Nesse sentido, é de estranhar a mais recente campanha de hostilização à Direcção-Geral da Saúde (DGS) por parte de várias entidades, desde partidos políticos até, mais recentemente, ao Presidente da República.

Durante cerca de seis meses, a sua directora-geral tem estado quase todos dias em frente dos órgãos de comunicação social com a dolorosa e ingrata tarefa de anunciar mortes e novos casos de doentes infectados, quando tudo isto diz respeito a vidas humanas perdidas ou em grande risco.

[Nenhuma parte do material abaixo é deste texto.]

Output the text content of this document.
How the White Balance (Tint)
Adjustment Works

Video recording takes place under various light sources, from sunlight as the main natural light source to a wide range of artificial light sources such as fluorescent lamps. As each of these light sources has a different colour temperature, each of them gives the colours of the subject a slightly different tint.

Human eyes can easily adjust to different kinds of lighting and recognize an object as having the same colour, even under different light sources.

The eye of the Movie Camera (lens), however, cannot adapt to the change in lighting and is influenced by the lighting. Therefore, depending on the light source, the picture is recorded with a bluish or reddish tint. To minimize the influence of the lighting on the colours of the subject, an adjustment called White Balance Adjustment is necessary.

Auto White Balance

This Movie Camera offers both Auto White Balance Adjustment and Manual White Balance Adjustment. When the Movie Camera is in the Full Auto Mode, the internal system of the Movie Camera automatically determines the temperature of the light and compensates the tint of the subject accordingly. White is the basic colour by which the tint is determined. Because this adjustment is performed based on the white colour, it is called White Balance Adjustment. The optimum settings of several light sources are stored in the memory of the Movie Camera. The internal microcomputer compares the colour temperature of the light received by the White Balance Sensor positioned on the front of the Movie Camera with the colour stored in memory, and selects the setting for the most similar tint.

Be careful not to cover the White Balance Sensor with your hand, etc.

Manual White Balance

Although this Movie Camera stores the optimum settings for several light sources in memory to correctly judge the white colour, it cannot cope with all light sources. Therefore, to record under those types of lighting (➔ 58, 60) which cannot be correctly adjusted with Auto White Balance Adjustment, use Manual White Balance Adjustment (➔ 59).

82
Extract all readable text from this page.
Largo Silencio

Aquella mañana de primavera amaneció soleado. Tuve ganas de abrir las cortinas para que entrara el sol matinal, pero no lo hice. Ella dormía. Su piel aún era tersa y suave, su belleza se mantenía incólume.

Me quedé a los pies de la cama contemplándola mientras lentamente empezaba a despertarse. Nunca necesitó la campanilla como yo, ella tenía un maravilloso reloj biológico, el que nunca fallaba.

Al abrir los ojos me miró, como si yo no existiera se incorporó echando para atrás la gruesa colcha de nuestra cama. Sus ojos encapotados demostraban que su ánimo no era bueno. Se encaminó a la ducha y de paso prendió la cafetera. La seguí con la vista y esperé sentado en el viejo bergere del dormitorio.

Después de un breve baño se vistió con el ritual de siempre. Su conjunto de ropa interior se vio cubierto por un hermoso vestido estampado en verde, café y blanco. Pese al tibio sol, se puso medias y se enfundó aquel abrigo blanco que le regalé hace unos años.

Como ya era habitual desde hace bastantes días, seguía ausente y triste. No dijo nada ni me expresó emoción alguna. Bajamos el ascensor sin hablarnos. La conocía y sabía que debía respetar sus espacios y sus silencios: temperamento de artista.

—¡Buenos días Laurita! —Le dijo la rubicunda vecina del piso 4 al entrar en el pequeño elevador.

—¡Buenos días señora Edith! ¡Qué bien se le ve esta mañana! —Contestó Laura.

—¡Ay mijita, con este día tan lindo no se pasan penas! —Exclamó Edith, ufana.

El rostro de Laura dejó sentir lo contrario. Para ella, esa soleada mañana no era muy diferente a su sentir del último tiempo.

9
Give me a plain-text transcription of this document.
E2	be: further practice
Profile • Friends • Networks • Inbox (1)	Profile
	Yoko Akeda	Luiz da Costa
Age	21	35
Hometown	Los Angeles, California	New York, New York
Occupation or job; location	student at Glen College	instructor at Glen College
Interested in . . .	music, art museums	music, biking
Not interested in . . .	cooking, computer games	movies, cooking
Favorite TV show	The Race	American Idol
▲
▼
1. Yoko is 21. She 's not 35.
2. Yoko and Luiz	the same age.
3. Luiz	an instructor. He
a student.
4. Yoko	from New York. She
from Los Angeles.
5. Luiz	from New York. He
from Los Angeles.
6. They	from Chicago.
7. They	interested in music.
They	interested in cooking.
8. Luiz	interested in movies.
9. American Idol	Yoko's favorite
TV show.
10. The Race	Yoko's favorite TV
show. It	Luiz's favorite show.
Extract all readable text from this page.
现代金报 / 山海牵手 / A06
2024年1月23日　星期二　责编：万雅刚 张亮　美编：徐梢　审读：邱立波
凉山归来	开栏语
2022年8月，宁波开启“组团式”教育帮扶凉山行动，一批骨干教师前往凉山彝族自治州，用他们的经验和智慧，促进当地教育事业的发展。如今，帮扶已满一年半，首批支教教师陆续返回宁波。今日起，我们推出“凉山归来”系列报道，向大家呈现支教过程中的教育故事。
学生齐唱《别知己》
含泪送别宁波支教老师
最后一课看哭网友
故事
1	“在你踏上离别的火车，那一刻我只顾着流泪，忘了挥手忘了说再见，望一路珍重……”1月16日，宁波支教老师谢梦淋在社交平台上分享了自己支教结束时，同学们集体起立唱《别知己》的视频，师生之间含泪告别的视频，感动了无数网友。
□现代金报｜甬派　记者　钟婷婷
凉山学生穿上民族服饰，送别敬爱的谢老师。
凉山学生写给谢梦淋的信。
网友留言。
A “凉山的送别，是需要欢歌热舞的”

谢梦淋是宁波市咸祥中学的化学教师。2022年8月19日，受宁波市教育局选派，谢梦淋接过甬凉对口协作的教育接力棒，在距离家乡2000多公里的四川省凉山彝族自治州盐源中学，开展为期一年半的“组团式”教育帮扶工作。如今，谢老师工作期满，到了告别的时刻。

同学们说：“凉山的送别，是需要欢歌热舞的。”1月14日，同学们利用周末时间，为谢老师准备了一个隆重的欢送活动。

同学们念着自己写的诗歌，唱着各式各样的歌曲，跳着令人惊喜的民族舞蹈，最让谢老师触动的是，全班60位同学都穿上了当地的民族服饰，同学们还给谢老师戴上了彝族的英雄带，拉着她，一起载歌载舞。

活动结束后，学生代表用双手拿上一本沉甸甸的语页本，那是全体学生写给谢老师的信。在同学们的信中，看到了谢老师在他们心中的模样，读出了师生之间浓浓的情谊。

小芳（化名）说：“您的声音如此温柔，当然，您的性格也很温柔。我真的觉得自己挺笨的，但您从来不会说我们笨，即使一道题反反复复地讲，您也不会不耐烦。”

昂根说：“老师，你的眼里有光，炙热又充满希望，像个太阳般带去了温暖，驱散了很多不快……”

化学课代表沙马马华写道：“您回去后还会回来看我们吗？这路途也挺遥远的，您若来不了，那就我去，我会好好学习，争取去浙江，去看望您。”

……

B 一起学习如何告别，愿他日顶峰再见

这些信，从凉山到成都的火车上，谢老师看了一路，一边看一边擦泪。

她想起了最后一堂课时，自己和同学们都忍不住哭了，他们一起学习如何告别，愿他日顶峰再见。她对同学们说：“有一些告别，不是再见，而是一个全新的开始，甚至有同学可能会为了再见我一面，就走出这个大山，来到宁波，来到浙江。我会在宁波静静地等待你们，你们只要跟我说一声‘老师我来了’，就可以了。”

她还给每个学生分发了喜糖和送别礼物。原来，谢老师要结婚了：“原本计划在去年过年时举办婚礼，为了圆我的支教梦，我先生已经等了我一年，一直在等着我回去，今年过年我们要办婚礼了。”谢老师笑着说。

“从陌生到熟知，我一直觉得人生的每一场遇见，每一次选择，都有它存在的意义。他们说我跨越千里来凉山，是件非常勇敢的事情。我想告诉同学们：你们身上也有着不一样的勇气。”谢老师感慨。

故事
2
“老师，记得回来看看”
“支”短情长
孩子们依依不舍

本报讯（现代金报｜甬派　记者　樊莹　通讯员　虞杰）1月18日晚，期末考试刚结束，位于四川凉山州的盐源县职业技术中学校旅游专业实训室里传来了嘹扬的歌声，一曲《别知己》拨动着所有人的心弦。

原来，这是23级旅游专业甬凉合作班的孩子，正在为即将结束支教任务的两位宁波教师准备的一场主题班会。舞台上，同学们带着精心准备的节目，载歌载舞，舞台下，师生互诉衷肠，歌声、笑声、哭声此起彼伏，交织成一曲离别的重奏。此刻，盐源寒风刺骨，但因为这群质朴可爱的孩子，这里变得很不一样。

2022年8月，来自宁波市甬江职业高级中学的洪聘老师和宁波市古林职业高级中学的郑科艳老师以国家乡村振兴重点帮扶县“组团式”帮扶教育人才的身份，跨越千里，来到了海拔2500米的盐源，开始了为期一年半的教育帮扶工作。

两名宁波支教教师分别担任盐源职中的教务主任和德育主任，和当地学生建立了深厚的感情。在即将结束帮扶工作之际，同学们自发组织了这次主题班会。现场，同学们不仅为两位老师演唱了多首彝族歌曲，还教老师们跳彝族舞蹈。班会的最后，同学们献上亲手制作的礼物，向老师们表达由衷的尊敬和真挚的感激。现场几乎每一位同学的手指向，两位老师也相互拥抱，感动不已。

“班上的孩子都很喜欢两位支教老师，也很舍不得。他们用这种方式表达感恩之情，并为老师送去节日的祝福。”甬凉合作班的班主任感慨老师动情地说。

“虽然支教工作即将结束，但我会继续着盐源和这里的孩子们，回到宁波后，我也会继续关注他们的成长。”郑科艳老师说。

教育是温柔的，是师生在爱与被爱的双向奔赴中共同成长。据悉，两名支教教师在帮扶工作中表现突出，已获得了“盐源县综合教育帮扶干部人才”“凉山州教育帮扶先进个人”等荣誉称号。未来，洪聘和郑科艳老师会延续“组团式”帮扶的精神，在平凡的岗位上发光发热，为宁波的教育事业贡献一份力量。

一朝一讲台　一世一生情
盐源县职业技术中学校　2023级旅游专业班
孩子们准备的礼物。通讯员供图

Além disso, tem ainda as delicadas tarefas de articular as acções no terreno das autoridades de saúde e de tomar as decisões quanto às autorizações de eventos e suas restrições, alguns deles de grande impacto político, social, económico e religioso.

Ou seja, a DGS, por imperativos das suas competências legais, está obrigada a “trabalhar sobre brasas” evitando aos vários segmentos do Poder político pesados ónus sociais e eleitorais pelas decisões tomadas, dado que elas não são “simpáticas” nem populares, e depois estes mesmos segmentos, como o PR, adoptam atitudes lamentáveis de querer utilizar uma luta sem descanso contra a pandemia para fins políticos que lhe são alheios.

A Saúde Pública não pode ser utilizada como arma de arremesso político.

Naturalmente que a DGS teve ao longo destes meses situações de hesitação e abordagens com aspectos contraditórios, mas, se repararmos bem, essas situações acompanharam sempre as prévias atitudes análogas por parte da OMS.

Nos últimos dias, até a chanceler Angela Merkel veio reconhecer a importância decisiva da saúde pública no combate à pandemia e a necessidade de a reforçar a longo prazo.

Só que esta necessidade de reforço tem de se concretizar a muito curto prazo, porque a pandemia continua aí a fazer grandes estragos.

Tendo claramente esta percepção, o Ministério da Saúde, por cá, tomou já a decisão de triplicar o número de vagas para formar novos médicos especialistas de saúde pública.

Ao longo da história, e particularmente no século XIX no nosso país, quando se verificaram graves crises sanitárias, isso obrigou à adopção de medidas imediatas no plano organizativo, de criação de entidades específicas e de redistribuição de meios humanos e financeiros.

Na minha mera opinião pessoal, o SNS necessita de um plano urgente de reorganização dos serviços e das estruturas de gestão.

A nível da Saúde Pública, uma medida imediata seria acabar com a dupla tutela das suas equipas: de um lado a DGS e do outro os agrupamentos de centros de saúde e as Administrações Regionais de Saúde (ARS).

Esta situação tem provocado múltiplas situações paralisantes, com repercussões negativas para a concretização dos objectivos do trabalho quotidiano nesta delicada área da saúde.

A DGS deve ser a entidade a assumir a tutela integral da Saúde Pública.

É urgente tomar decisões que nos preparem melhor para aquilo que aí possa surgir no desenvolvimento desta pandemia.

Não há tempo a perder, porque o vírus está sempre a “trabalhar”!